Person who found it disposed of it before police could test it, said Langley RCMP

A baggie containing a substance believed to be illegal drugs was found on the school grounds of Gordon Greenwood Elementary in Walnut Grove recently, but it was never turned in to the school’s principal or to police.

The school district didn’t send a letter home to parents because the situation is quite unusual, said Ken Hoff, spokesperson for the district.

The baggie containing a white substance was apparently disposed of before police could take it as evidence and test its contents to see what kind of illegal substance was inside, said Langley RCMP spokesperson Cpl. Holly Largy.

Langley police have gathered enough information to be confident that a baggie of drugs was found on school property nearly two weeks ago, despite the fact the evidence was never turned over to the detachment.

Hoff said district staff are aware of the situation, but have taken their guidance from police, as they always do in these situations.
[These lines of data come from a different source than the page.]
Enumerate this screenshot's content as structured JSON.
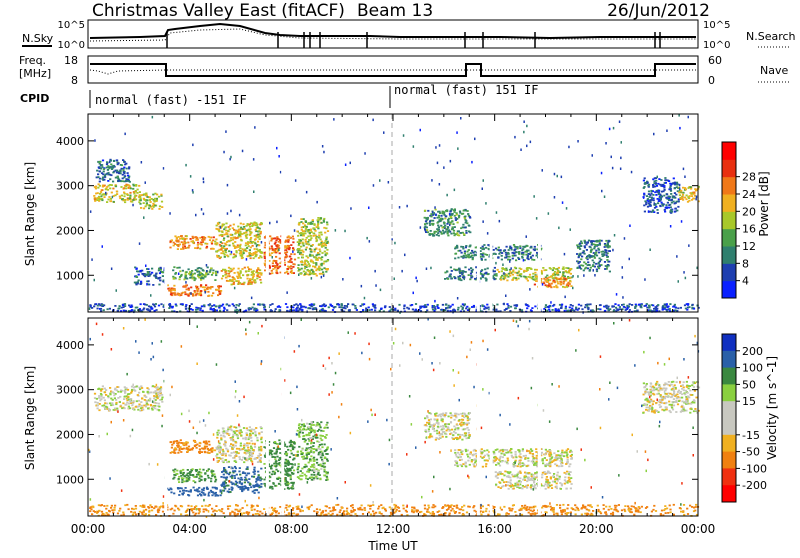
{
  "header": {
    "title": "Christmas Valley East (fitACF)",
    "beam": "Beam 13",
    "date": "26/Jun/2012"
  },
  "top_panels": {
    "nsky_label": "N.Sky",
    "nsky_ticks": [
      "10^5",
      "10^0"
    ],
    "nsearch_label": "N.Search",
    "nsearch_ticks": [
      "10^5",
      "10^0"
    ],
    "freq_label": "Freq.",
    "freq_unit": "[MHz]",
    "freq_ticks": [
      "18",
      "8"
    ],
    "nave_label": "Nave",
    "nave_ticks": [
      "60",
      "0"
    ],
    "cpid_label": "CPID",
    "cpid_segments": [
      {
        "label": "normal (fast) -151 IF",
        "start_h": 0,
        "end_h": 12
      },
      {
        "label": "normal (fast) 151 IF",
        "start_h": 12,
        "end_h": 24
      }
    ]
  },
  "chart_data": [
    {
      "type": "heatmap",
      "name": "power",
      "xlabel": "",
      "ylabel": "Slant Range [km]",
      "xlim": [
        0,
        24
      ],
      "ylim": [
        180,
        4600
      ],
      "yticks": [
        1000,
        2000,
        3000,
        4000
      ],
      "colorbar": {
        "label": "Power [dB]",
        "ticks": [
          4,
          8,
          12,
          16,
          20,
          24,
          28
        ],
        "colors": [
          "#0a20ff",
          "#1e3fb0",
          "#2f7f6e",
          "#4aa04a",
          "#a8c82a",
          "#f0b020",
          "#f07818",
          "#e83010",
          "#ff0000"
        ]
      },
      "echo_regions": [
        {
          "t0": 0.2,
          "t1": 2.0,
          "r0": 2650,
          "r1": 3050,
          "value": 20
        },
        {
          "t0": 2.0,
          "t1": 2.9,
          "r0": 2500,
          "r1": 2850,
          "value": 18
        },
        {
          "t0": 0.3,
          "t1": 1.6,
          "r0": 3100,
          "r1": 3600,
          "value": 8
        },
        {
          "t0": 3.2,
          "t1": 5.0,
          "r0": 1600,
          "r1": 1900,
          "value": 24
        },
        {
          "t0": 3.3,
          "t1": 5.0,
          "r0": 900,
          "r1": 1200,
          "value": 14
        },
        {
          "t0": 3.0,
          "t1": 5.2,
          "r0": 550,
          "r1": 800,
          "value": 26
        },
        {
          "t0": 5.0,
          "t1": 6.8,
          "r0": 1400,
          "r1": 2200,
          "value": 20
        },
        {
          "t0": 5.2,
          "t1": 6.8,
          "r0": 800,
          "r1": 1200,
          "value": 22
        },
        {
          "t0": 6.9,
          "t1": 8.1,
          "r0": 1050,
          "r1": 1900,
          "value": 27
        },
        {
          "t0": 8.2,
          "t1": 9.4,
          "r0": 1000,
          "r1": 2300,
          "value": 18
        },
        {
          "t0": 1.8,
          "t1": 3.0,
          "r0": 800,
          "r1": 1200,
          "value": 8
        },
        {
          "t0": 13.2,
          "t1": 15.0,
          "r0": 1900,
          "r1": 2500,
          "value": 12
        },
        {
          "t0": 14.4,
          "t1": 17.8,
          "r0": 1350,
          "r1": 1700,
          "value": 10
        },
        {
          "t0": 14.0,
          "t1": 16.0,
          "r0": 900,
          "r1": 1200,
          "value": 9
        },
        {
          "t0": 16.0,
          "t1": 19.0,
          "r0": 900,
          "r1": 1200,
          "value": 18
        },
        {
          "t0": 17.5,
          "t1": 19.0,
          "r0": 750,
          "r1": 1000,
          "value": 24
        },
        {
          "t0": 19.2,
          "t1": 20.5,
          "r0": 1100,
          "r1": 1800,
          "value": 10
        },
        {
          "t0": 21.8,
          "t1": 23.2,
          "r0": 2400,
          "r1": 3200,
          "value": 7
        },
        {
          "t0": 23.2,
          "t1": 24.0,
          "r0": 2650,
          "r1": 3000,
          "value": 20
        },
        {
          "t0": 0.0,
          "t1": 24.0,
          "r0": 200,
          "r1": 380,
          "value": 6
        }
      ]
    },
    {
      "type": "heatmap",
      "name": "velocity",
      "xlabel": "Time UT",
      "ylabel": "Slant Range [km]",
      "xlim": [
        0,
        24
      ],
      "ylim": [
        180,
        4600
      ],
      "yticks": [
        1000,
        2000,
        3000,
        4000
      ],
      "xtick_labels": [
        "00:00",
        "04:00",
        "08:00",
        "12:00",
        "16:00",
        "20:00",
        "00:00"
      ],
      "colorbar": {
        "label": "Velocity [m s^-1]",
        "ticks": [
          200,
          100,
          50,
          15,
          -15,
          -50,
          -100,
          -200
        ],
        "colors": [
          "#1030c0",
          "#2a60a8",
          "#3a8840",
          "#8ad040",
          "#c8c8c0",
          "#c8c8c0",
          "#f0b020",
          "#f08010",
          "#f03010",
          "#ff0000"
        ]
      },
      "echo_regions": [
        {
          "t0": 0.2,
          "t1": 2.9,
          "r0": 2550,
          "r1": 3100,
          "value": 0
        },
        {
          "t0": 3.2,
          "t1": 5.0,
          "r0": 1600,
          "r1": 1900,
          "value": -70
        },
        {
          "t0": 3.3,
          "t1": 5.0,
          "r0": 950,
          "r1": 1250,
          "value": 60
        },
        {
          "t0": 3.0,
          "t1": 5.2,
          "r0": 650,
          "r1": 850,
          "value": 150
        },
        {
          "t0": 5.0,
          "t1": 6.8,
          "r0": 1400,
          "r1": 2200,
          "value": 0
        },
        {
          "t0": 5.2,
          "t1": 6.8,
          "r0": 700,
          "r1": 1300,
          "value": 120
        },
        {
          "t0": 6.9,
          "t1": 8.1,
          "r0": 800,
          "r1": 1900,
          "value": 70
        },
        {
          "t0": 8.2,
          "t1": 9.4,
          "r0": 1000,
          "r1": 2300,
          "value": 40
        },
        {
          "t0": 13.2,
          "t1": 15.0,
          "r0": 1900,
          "r1": 2500,
          "value": 0
        },
        {
          "t0": 14.4,
          "t1": 19.0,
          "r0": 1300,
          "r1": 1700,
          "value": 0
        },
        {
          "t0": 16.0,
          "t1": 19.0,
          "r0": 800,
          "r1": 1200,
          "value": 0
        },
        {
          "t0": 21.8,
          "t1": 24.0,
          "r0": 2500,
          "r1": 3200,
          "value": 0
        },
        {
          "t0": 0.0,
          "t1": 24.0,
          "r0": 200,
          "r1": 450,
          "value": -60
        }
      ]
    }
  ]
}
“The school can’t report on things it hasn’t seen. We do take these types of things seriously. We are trying to (confirm) the validity of what happened, but it’s unusual that the baggie was apparently disposed of before being reported,” said Hoff.

If a student or parent finds drugs or drug paraphernalia on school grounds, they are advised not to pick it up, but to tell a school official or a school liaison officer, if there is one available.

“But ideally, these types of occurrences also need to be reported to police,” said Hoff.

A parent told the Times that he was concerned that no letter was sent home to parents, informing them that an incident had occurred.

He said he has always told his kids to pick up other people’s tossed wrappers and cups, etc., but now he will be enforcing the opposite.

“What if fentanyl is found?”

The School District said it continues its education around the dangers of picking up drug paraphernalia, including needles, if found on school grounds.

“Sadly, this is part of the world we live in now, it can happen anywhere, so we have ongoing conversations around safety,” Hoff said.